US 12,468,686 B2
Annotating datasets without redundant copying
George Aleksandrovich, Hoffman Estates, IL (US); Allie K. Watfa, Urbana, IL (US); Robin Sahner, Urbana, IL (US); and Mike Pippin, Sunnyvale, CA (US)
Assigned to YAHOO ASSETS LLC, New York, NY (US)
Filed by YAHOO ASSETS LLC, New York, NY (US)
Filed on Apr. 21, 2023, as Appl. No. 18/304,795.
Application 18/304,795 is a continuation of application No. 16/727,096, filed on Dec. 26, 2019, granted, now 11,650,977.
Prior Publication US 2023/0252021 A1, Aug. 10, 2023
Int. Cl. G06F 16/23 (2019.01); G06F 7/08 (2006.01)

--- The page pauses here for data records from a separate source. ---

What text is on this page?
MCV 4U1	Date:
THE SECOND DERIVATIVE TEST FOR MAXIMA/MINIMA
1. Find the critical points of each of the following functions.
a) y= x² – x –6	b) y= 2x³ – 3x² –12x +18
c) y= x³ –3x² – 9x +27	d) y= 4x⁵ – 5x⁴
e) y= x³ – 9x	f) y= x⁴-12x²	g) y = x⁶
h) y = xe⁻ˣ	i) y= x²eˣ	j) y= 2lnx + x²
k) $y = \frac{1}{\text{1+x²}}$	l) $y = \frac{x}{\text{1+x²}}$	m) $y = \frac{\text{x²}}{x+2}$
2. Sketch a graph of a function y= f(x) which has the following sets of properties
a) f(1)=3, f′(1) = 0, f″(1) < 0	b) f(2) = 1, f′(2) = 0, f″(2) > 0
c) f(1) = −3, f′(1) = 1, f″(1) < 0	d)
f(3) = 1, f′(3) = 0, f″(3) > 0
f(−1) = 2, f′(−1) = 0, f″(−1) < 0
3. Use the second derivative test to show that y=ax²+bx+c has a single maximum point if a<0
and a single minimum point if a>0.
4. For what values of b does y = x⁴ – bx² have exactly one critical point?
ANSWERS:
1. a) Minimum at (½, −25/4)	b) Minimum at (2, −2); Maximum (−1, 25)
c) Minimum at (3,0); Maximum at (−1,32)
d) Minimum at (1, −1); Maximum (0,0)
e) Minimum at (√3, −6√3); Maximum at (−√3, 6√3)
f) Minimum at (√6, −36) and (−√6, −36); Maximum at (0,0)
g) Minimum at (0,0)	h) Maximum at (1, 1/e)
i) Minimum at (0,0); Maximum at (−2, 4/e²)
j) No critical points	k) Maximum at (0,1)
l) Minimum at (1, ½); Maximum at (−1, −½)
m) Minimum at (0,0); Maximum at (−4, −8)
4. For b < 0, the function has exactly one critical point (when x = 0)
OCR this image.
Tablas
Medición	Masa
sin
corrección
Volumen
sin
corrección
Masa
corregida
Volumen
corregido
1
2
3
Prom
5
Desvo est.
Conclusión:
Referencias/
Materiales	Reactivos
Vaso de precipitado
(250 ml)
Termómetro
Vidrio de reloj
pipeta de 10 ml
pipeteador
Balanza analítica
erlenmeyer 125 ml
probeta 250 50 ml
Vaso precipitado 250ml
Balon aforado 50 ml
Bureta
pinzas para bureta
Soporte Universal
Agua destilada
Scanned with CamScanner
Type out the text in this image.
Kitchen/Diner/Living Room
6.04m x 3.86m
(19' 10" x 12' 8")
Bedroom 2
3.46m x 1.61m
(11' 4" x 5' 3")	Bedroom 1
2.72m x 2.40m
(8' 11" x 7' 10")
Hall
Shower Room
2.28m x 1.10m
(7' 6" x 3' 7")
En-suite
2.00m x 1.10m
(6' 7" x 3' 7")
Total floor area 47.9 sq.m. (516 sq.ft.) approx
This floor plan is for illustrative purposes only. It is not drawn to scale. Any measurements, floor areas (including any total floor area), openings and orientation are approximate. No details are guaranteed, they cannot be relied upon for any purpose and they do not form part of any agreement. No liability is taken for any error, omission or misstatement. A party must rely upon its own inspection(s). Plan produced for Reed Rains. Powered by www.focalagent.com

CPC G06F 16/2379 (2019.01) [G06F 7/08 (2013.01)] 20 Claims
OG exemplary drawing
 
1. A method comprising:
reading, by a device, a dataset comprising data stored in an unordered manner in a first set of columns and a first set of rows in a database;
determining, by the device, an attribute for the data of the dataset;
partitioning, by the device, the data based on the determined attribute;
reordering, by the device, the partitioned data based on boundaries of each partition of the data, the reordering performed via a stripe-based alignment of the partitioned data that results in a reduction of a quantity of data files associated with the dataset;
modifying, by the device, the dataset by flattening the reordered data; and
storing, by the device, the modified dataset in the database.